The announcement by Iran’s nuclear agency marked yet another deadline set by Tehran.
President Hassan Rouhani has already warned Europe a new deal needs to be in place by July 7 or the Islamic Republic would increase its enrichment of uranium.
Atomic energy spokesperson Behrouz Kamalvandi suggested Iran’s enrichment could reach up to 20%, just a step away from weapons-grade levels.
It appears as if Iran has begun its own maximum pressure campaign on the world after facing one from President Trump’s administration that deeply cut into its sale of crude oil abroad and sent its economy into freefall after pulling out of the Iran nuclear deal and imposing sanctions on the Middle Eastern country.
Europe has so far been unable to offer Iran a way around the US sanctions.
“If this condition continues, there will be no deal” anymore, Mr Kamalvandi said.
He accused the Europeans of “killing time” as the clock runs down.
The Iranian announcement appeared timed to strike just as European foreign ministers met in Luxembourg.
Federica Mogherini, the European Union’s top diplomat, declined to specifically address the Iranian announcement.
“At the moment, as of today, Iran is still technically compliant and we strongly hope, encourage and expect that Iran continues to comply,” Ms Mogherini told journalists.
She insisted she would await the next report on the issue from the UN’s nuclear watchdog, the International Atomic Energy Agency (IAEA).
Under terms of the 2015 nuclear deal with world powers, Iran can keep a stockpile of no more than 300kg (660 pounds) of low-enriched uranium.
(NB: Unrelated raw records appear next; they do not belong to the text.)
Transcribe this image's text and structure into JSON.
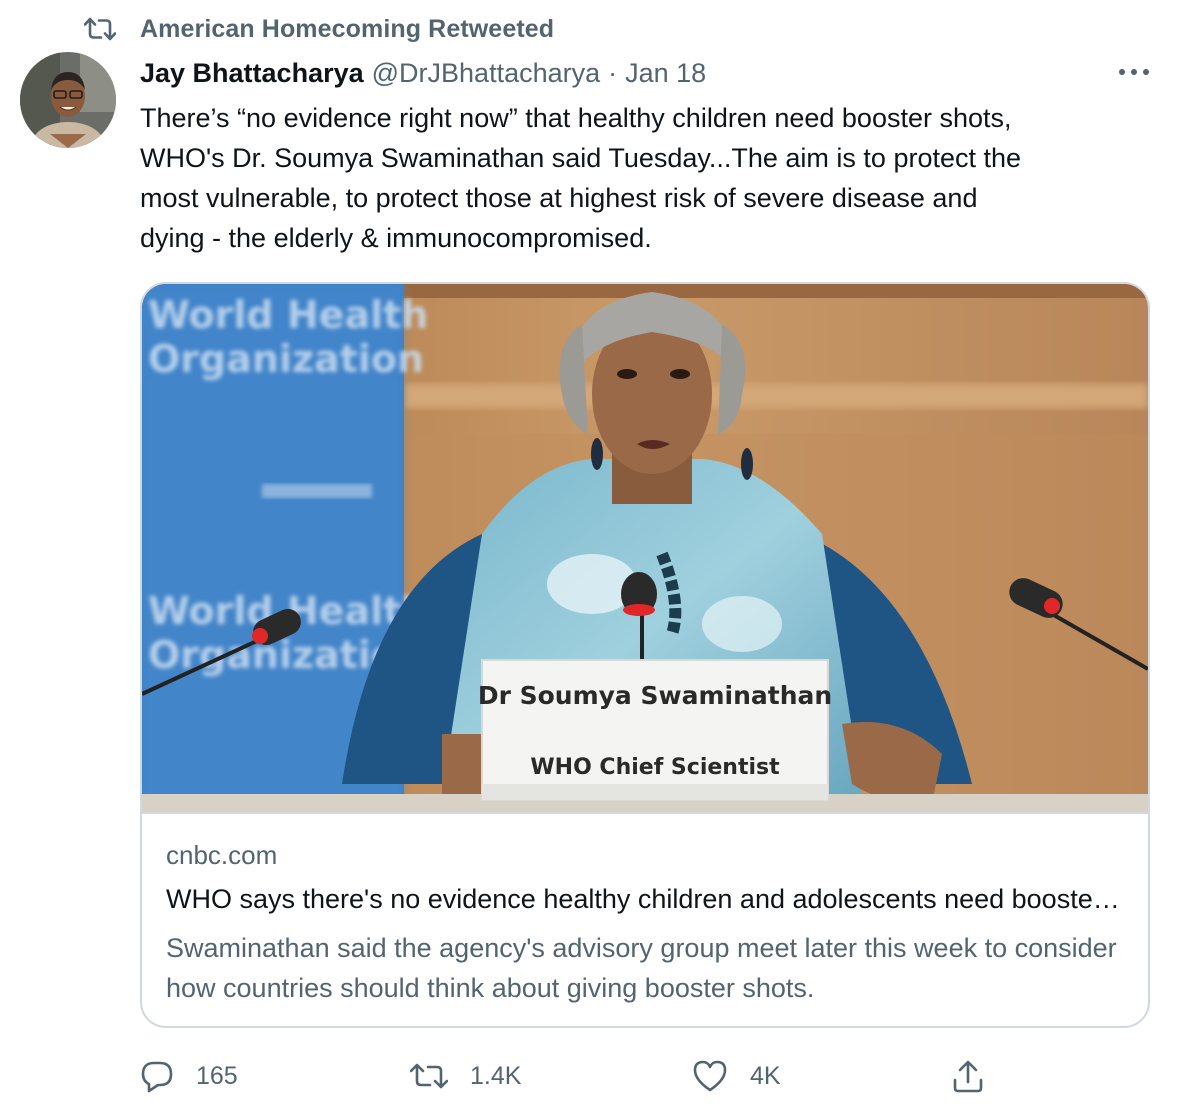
{
  "retweet_context": {
    "text": "American Homecoming Retweeted",
    "icon": "retweet-icon"
  },
  "tweet": {
    "author_name": "Jay Bhattacharya",
    "author_handle": "@DrJBhattacharya",
    "separator": "·",
    "date": "Jan 18",
    "more_icon": "more-icon",
    "text": "There’s “no evidence right now” that healthy children need booster shots,\nWHO's Dr. Soumya Swaminathan said Tuesday...The aim is to protect the\nmost vulnerable, to protect those at highest risk of severe disease and\ndying - the elderly & immunocompromised."
  },
  "link_card": {
    "image": {
      "backdrop_text_line1": "World Health",
      "backdrop_text_line2": "Organization",
      "nameplate_name": "Dr Soumya Swaminathan",
      "nameplate_title": "WHO Chief Scientist"
    },
    "domain": "cnbc.com",
    "title": "WHO says there's no evidence healthy children and adolescents need booster shots",
    "description": "Swaminathan said the agency's advisory group meet later this week to consider how countries should think about giving booster shots."
  },
  "actions": {
    "reply": {
      "icon": "reply-icon",
      "count": "165"
    },
    "retweet": {
      "icon": "retweet-icon",
      "count": "1.4K"
    },
    "like": {
      "icon": "heart-icon",
      "count": "4K"
    },
    "share": {
      "icon": "share-icon"
    }
  },
  "colors": {
    "text_primary": "#0f1419",
    "text_secondary": "#536471",
    "border": "#cfd9de"
  }
}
The nuclear deal limits Iran to enriching uranium only to 3.67%, enough for power plants and other peaceful purposes.
But after America pulled out of the nuclear accord and escalated sanctions, Mr Rouhani set a July 7 deadline for Europe to come up with better terms for the deal or Tehran would boost enrichment further.
So far, a European mechanism called INSTEX to protect trade with Iran has yet to take off.
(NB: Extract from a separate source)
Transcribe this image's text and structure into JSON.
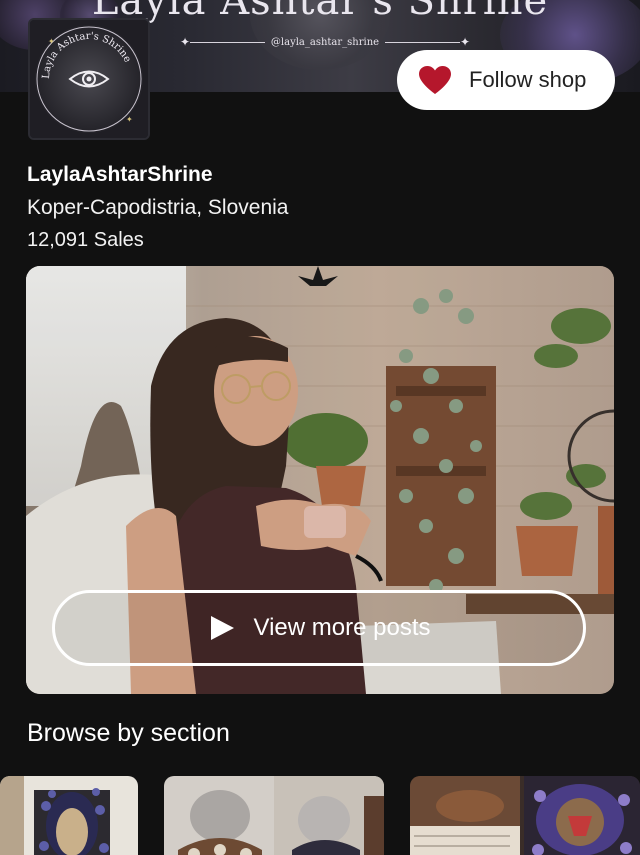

The danger, nuclear non-proliferation experts warn, is that at 20% enrichment, only a fraction of atoms need to be removed to enrich up to weapons-grade levels of 90%.
Iran maintains its nuclear programme is for peaceful purposes, but the 2015 deal grew out of Western concerns about the programme.
Under the accord, Iran agreed to limit its uranium enrichment in exchange for the lifting of economic sanctions.
While Iran has denied being involved, it laid mines in the 1980s targeting oil tankers around the narrow mouth of the Persian Gulf through which a fifth of the world’s crude oil passes.
On Monday, the Pentagon released new photos which it claims show that Iran’s Revolutionary Guard was responsible for the attacks.
The images, many taken from a navy helicopter, show what the Pentagon said were Iranian forces removing an unexploded mine from the side of the Japanese-owned Kokuka Courageous oil tanker in the Gulf of Oman.
Officials last week said the move appeared to be an attempt to remove forensic evidence from the scene of the attack, but it is not clear if examination of the mine would have made it definitively clear that the device was planted by the Revolutionary Guard.
Other photos show a large hole on the side of the Courageous, above the water line, that officials say appears to have been caused by a similar mine.
Iran has denied involvement in the tanker attacks and has accused America of promoting an “Iranophobic” campaign.
However, Tehran has repeatedly threatened to close the vital Strait of Hormuz, through which 20% of the world’s oil flows.